Une autre participante met des mots sur ce que beaucoup vivent : « Quand on a un rendez-vous avec un infirmier ou une personne psychologue, on va parler de nos problèmes… Alors que quand on est avec un animal, on n’a pas besoin de mettre des mots dessus. » Elle insiste sur « le côté émotionnel », « l’aspect sensible », souvent relégué au second plan. Ici, le ressenti redevient un langage à part entière.

Apprendre à lire le chien, pour mieux prendre soin du lien

Ces séances ne sont pas qu’un moment “mignon” : elles invitent aussi à une responsabilité. Andrea le rappelle : « Ça ne peut vous faire du bien que si vous leur faites du bien en retour. » Observer les signaux, respecter l’espace, comprendre l’état du chien : « Apprendre à lire le chien pour avoir une meilleure relation avec lui », dit-elle. Une manière de développer l’attention à l’autre, tout en renforçant la sécurité et le confort de l’animal.

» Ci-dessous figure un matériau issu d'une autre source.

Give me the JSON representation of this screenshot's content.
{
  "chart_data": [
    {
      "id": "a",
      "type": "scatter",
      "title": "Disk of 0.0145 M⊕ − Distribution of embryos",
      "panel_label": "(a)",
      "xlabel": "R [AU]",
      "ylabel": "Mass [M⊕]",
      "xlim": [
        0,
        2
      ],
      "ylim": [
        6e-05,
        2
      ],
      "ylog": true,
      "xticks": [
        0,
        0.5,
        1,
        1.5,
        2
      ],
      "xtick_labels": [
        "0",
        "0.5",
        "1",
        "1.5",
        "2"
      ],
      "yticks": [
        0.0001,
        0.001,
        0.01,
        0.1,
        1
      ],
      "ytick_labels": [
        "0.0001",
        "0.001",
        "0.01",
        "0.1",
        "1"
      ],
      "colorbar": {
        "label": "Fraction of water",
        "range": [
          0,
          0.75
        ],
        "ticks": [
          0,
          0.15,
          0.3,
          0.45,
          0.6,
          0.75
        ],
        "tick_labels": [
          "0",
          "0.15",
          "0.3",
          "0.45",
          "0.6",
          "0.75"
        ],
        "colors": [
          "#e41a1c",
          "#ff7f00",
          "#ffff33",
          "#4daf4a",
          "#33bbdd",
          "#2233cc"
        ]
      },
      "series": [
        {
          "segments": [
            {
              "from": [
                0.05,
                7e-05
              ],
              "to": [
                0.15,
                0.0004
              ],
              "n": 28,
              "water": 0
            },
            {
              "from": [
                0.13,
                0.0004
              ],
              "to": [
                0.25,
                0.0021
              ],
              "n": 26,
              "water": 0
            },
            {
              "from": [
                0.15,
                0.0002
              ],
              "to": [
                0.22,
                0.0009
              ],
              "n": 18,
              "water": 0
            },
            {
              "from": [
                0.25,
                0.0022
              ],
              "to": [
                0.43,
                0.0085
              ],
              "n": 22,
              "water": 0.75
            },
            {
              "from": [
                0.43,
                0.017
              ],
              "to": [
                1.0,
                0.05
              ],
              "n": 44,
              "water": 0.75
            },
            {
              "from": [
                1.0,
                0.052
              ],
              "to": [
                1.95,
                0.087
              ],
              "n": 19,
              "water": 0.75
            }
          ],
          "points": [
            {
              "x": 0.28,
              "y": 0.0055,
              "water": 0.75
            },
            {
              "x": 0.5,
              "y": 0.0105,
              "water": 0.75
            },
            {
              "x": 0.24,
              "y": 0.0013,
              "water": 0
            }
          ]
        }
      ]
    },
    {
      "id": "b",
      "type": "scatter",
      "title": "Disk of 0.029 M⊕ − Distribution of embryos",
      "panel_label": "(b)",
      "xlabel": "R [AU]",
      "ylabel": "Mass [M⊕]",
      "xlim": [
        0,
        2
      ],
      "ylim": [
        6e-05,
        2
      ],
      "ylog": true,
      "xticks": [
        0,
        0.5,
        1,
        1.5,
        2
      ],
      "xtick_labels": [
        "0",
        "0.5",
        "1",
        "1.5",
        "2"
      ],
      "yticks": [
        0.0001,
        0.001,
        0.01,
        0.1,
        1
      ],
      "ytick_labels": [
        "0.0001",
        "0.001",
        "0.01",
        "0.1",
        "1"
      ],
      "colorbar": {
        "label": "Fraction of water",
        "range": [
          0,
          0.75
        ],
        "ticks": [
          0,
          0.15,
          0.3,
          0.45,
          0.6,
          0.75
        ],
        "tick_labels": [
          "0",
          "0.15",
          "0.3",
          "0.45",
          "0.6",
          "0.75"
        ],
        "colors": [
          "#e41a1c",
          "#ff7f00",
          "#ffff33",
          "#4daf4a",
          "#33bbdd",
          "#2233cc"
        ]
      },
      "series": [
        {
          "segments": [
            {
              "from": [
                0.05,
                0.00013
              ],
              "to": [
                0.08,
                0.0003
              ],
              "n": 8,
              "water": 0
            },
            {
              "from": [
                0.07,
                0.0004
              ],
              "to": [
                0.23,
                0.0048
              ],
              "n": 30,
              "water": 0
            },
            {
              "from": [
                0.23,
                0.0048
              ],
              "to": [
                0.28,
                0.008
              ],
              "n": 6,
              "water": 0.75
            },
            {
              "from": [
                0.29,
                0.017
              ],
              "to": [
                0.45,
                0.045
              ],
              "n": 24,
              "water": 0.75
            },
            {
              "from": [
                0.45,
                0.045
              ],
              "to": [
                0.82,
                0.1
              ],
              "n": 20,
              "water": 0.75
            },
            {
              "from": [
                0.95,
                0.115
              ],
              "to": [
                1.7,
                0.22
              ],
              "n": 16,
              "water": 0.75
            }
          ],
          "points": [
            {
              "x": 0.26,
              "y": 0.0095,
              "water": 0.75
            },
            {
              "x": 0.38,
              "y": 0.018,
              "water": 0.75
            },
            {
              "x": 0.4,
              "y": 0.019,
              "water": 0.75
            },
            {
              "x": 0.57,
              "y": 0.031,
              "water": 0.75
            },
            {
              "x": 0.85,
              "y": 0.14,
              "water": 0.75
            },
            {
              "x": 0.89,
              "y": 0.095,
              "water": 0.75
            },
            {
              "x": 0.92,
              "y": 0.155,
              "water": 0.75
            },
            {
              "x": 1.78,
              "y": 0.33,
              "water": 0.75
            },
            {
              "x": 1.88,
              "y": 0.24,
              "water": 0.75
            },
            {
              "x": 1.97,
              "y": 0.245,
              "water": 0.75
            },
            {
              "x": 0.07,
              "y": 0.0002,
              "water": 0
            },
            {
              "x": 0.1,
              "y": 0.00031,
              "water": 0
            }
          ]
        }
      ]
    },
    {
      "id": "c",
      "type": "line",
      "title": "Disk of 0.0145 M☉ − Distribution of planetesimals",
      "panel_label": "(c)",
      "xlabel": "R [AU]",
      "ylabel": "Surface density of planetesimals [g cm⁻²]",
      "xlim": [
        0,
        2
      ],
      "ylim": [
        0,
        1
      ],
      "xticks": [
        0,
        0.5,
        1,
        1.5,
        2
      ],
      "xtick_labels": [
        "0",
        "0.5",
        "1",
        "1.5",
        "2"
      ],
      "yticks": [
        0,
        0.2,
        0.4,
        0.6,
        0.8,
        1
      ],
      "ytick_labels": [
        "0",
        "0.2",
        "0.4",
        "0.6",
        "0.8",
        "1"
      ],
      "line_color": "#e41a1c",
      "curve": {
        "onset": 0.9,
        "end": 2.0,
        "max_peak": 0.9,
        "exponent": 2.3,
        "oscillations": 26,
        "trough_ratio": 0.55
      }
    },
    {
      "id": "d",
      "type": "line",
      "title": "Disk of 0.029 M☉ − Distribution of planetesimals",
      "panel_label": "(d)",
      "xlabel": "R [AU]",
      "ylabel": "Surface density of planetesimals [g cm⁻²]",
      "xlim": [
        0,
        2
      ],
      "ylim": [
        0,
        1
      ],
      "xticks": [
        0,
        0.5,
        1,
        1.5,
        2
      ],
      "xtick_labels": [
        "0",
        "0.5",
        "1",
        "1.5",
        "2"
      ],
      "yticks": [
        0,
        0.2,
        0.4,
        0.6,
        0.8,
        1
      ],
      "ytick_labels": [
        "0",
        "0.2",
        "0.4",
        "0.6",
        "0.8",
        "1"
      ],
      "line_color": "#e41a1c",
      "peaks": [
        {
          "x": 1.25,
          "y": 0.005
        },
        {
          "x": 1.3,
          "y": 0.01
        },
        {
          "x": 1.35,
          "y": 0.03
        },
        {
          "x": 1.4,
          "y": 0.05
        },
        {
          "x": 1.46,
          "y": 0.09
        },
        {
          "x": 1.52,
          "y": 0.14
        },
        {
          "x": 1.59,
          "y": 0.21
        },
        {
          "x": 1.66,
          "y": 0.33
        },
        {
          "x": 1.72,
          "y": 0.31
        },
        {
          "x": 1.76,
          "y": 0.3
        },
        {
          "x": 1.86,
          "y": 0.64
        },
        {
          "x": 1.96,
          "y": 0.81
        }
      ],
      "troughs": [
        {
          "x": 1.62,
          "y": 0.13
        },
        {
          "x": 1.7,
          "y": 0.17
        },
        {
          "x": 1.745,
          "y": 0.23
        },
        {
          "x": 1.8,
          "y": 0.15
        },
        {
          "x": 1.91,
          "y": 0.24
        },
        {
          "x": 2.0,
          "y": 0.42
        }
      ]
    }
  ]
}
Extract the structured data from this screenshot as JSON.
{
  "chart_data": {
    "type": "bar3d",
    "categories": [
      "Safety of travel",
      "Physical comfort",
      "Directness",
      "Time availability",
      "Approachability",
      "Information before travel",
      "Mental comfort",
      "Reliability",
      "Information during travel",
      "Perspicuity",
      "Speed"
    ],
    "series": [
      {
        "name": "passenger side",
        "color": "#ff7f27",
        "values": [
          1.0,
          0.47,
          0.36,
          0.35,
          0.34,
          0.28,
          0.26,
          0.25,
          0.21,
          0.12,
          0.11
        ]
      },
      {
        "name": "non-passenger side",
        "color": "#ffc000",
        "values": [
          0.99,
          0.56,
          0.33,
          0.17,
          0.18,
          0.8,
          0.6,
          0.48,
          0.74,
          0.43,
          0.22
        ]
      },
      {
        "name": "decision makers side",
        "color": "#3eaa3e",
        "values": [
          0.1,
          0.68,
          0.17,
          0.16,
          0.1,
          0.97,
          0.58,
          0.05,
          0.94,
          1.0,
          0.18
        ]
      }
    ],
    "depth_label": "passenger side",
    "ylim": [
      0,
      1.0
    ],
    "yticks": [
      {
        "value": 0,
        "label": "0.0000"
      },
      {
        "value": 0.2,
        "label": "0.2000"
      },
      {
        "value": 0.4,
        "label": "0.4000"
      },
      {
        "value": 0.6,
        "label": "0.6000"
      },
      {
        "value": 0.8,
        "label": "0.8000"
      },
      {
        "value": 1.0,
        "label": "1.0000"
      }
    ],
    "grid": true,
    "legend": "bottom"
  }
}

Cette médiation, Andrea la propose aussi à des seniors en EHPAD, preuve que le besoin de lien et d’apaisement traverse les âges. À Strasbourg, l’initiative dessine un horizon simple : prendre soin de la santé mentale peut aussi passer par une présence vivante, douce et sincère. Et parfois, il suffit d’une patte tendue pour se sentir à nouveau à sa place.